第182章
2. Abstract thought, became known to itself as universal essence or existence, not as subjective thought; the Universal of Plato.
3. In Aristotle the Notion emerges, free and unconstrained, as comprehending thought, permeating and spiritualizing all the forms which the universe contains.
4. The Notion as subject, its independence, its inwardness, abstract separation, is represented by the Stoics, Epicureans and Sceptics: here we have not the free, concrete form, but universality abstract and in itself formal.
5. The thought of totality, the intelligible world, is the concrete Idea as we have seen it with the Neo-Platonists. This principle is ideality generally speaking, which is present in all reality, but not the Idea which knows itself: this is not reached until the principle of subjectivity, individuality, found a place in it, and God as spirit became actual to Himself in self-consciousness.
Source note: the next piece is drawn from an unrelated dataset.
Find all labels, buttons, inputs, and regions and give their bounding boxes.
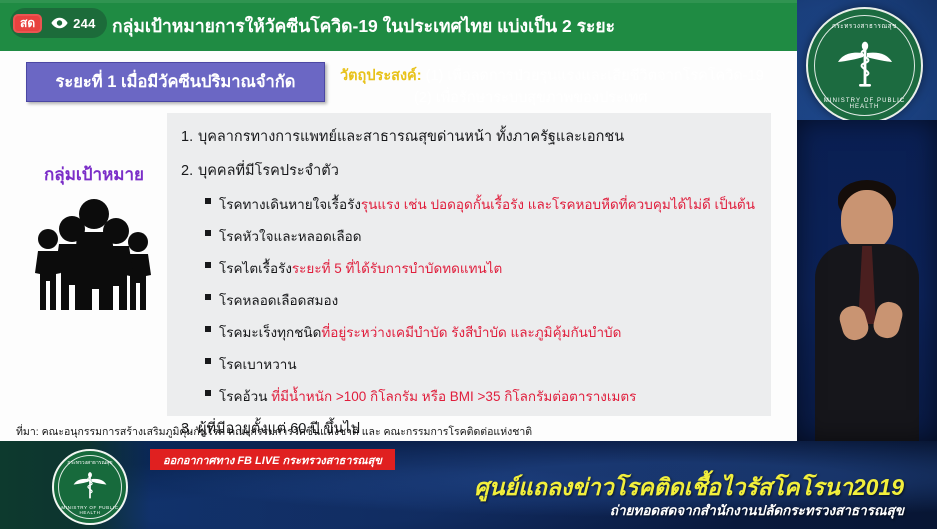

6. But it has been the work of modern times to grasp this Idea as spirit, as the Idea that knows itself. In order to proceed from the conscious Idea to the self-conscious, we must have the infinite opposition, namely the fact that the Idea has come to the consciousness of being absolutely sundered in twain. As spirit had the thought of objective existence, Philosophy thus perfected the intellectuality of the world, and produced this spiritual world as an object existing beyond present reality, like Nature, - the first creation of spirit. The work of the spirit now consisted in bringing this Beyond back to reality, and guiding it into self-consciousness. This is accomplished by self-consciousness thinking itself, and recognizing absolute existence to be the self-consciousness that thinks itself. With Descartes pure thought directed itself on that separation which we spoke of above. Self-consciousness, in the first place, thinks of itself as consciousness; therein is contained all objective reality, and the positive, intuitive reference of its reality to the other side. With Spinoza Thought and Being are opposed and yet identical; he has the intuitive perception of substance, but the knowledge of substance in his case is external. We have here the principle of reconciliation taking its rise from thought as such, in order to abrogate the subjectivity of thought: this is the case in Leibnitz's monad, which possesses the power of representation.
7. In the second place, self-consciousness thinks of itself as being self-consciousness; in being self-conscious it is independent, but still in this independence it has a negative relation to what is outside self-consciousness. This is infinite subjectivity, which appears at one time as the critique of thought in the case of Kant, and at another time, in the case of Fichte, as the tendency or impulse towards the concrete. Absolute, pure, infinite form is expressed as self-consciousness, the Ego.
8. This is a light that breaks forth on spiritual substance, and shows absolute content and absolute form to be identical; - substance is in itself identical with knowledge. Self-consciousness thus, in the third place, recognizes its positive relation as its negative, and its negative as its positive, or, in other words, recognizes these opposite activities as the same, i.e. it recognizes pure Thought or Being as self-identity, and this again as separation. This is intellectual perception; but it is requisite in order that it should be in truth intellectual, that it should not be that merely immediate perception of the eternal and the divine which we hear of, but should be absolute knowledge. This intuitive perception which does not recognize itself is taken as starting-point as if it were absolutely presupposed; it has in itself intuitive perception only as immediate knowledge, and not as self-knowledge: or it knows nothing, and what it perceives it does not really know,- for, taken at its best, it consists of beautiful thoughts, but not knowledge.